Will my backyard chickens be upset with me for taking their eggs?
If you are new to owning chickens, you may have found yourself wondering how your hens feel about having their eggs taken. After all, aren’t these your hens babies-in-the-making? The answer is the same as it so often is when it comes to chicken keeping, Yes and no.
No, for the most part your hens will not care when you take their eggs. When you have had them a while and they are tame and used to you even slipping a hand underneath them and plucking the egg from under a hen wont bother them.
Yes if they are broody you may have a fight on your hands. See the video below for a bad tempered broody hen.
If you are worried about the egg collection process there are special inserts you can get for the nests that make the eggs roll away from the hen into a collecting tray as soon as they are laid. They are actually made to stop egg eating behavoir but they work equally well in this situation.
Modern hybrid laying hens have been bred to try to eliminate the urge to brood, which means that a hen won’t usually try to incubate her eggs by sitting on the nest to hatch them. This is something humans have done to ensure that we don’t have to fight our hens to get their eggs and it isn't always successful, I have a few hybrids that have raised chicks over the years without an issue.

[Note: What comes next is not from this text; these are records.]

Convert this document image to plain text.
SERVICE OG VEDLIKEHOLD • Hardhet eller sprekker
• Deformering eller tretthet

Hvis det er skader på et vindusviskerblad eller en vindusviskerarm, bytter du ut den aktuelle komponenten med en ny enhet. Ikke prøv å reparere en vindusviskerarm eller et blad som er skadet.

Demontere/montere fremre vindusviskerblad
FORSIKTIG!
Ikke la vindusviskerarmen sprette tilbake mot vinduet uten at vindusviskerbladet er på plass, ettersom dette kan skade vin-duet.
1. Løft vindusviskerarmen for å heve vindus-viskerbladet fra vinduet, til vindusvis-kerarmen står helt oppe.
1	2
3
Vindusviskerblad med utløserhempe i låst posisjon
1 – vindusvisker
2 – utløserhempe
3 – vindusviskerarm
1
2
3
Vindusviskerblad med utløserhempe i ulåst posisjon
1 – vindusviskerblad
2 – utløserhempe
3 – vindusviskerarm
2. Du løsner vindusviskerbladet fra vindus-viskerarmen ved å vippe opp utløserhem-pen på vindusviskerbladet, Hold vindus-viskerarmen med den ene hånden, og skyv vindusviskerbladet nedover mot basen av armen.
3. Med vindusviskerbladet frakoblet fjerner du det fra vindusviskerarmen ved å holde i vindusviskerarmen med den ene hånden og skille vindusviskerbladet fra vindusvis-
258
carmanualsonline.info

Above is a selection of eggs from my hens.
That being said, there are some strains more prone to broodiness than others, which is why it's important to research the type of hens you’ll be getting for your backyard and what their breed is prone to.
When a hen becomes broody, she most definitely will be upset with you for taking her eggs. In fact, she will sit on the nest all day and refuse to let you anywhere close to her.
If you do, she will hiss and grumble at you and even peck you. For the most part it is limited to grumbling, squawking and bad tempered flapping about but there are exceptions. I have had broodies fly up at my face and draw blood from my hands and arms so a little care is advised.
Raised hackles and general complaining followed by a few grabs with the beak will let you know she is broody.
A broody hen doesn’t need a rooster around to try to hatch eggs. She may sit on anything in a nest, from a golf ball to a rock, in a misguided attempt to hatch it.
If you do have a rooster and are trying to expand your flock, this works out great! Broody hens are in mothering mode and will incubate, hatch, and care for her baby chicks. However, if you don’t have a rooster in sight and have no interest in adding more chicks to your flock, you’ll want to take steps to break your hen out of her broody behavior.
Some farmers choose to add “decoy” eggs to the nesting boxes, so as not to disturb the hens when they remove the eggs. While others suggest this to avoid encouraging broodiness. You can use pottery eggs or smooth round stones from a river bed.
Free range hens will often hide a nest leading to the belief they do not want their eggs removing. This is merely instinctive behaviour to make a well hidden nest which they would need for their survival in the wild. If you keep taking the eggs the hen will keep laying.
Chickens will often share nesting boxes, especially those made to be particularly attractive. A nesting box that is elevated with good air circulation, deep straw, and free from critters, will draw even free-range hens back to the coop to lay. Otherwise, you will have to go hunting for your eggs. This can be a fun activity but can become time-consuming if your girls are constantly switching their preferred laying spots.
While chickens are good at learning routines, recognizing people, and have complex social systems, they aren’t blessed with much in the way of problem-solving or reasoning skills, so they often won’t recognize that you’re the one taking their eggs. Below is a Barred Rock hen laying in a communal nest with several other eggs in.
One important thing to note is that most chickens don’t want you taking their eggs while they’re still in the nesting box. Hens prefer privacy and stillness when going about the business of laying her eggs. A hen may get upset or will not lay her eggs there again if she is disturbed while laying since she will no longer see the nest as a safe place. So when your hen is actively laying eggs, you’ll want to leave her be until she’s come out of her accord—clucking and rejoining the flock.
To discourage broodiness, keep a strict schedule for picking up eggs. Making sure that you’re not leaving down lots of eggs will help prevent the hens from feeling the instinctual drive to hatch a brood of eggs.
Find time to pick up eggs before nightfall each day, even if your free-range hens make you hunt for them. This will not only prevent broodiness but will also make it less likely that you will draw in predators—we’re not the only ones who think chicken eggs are a tasty snack—and will make sure that you are collecting the freshest eggs each day.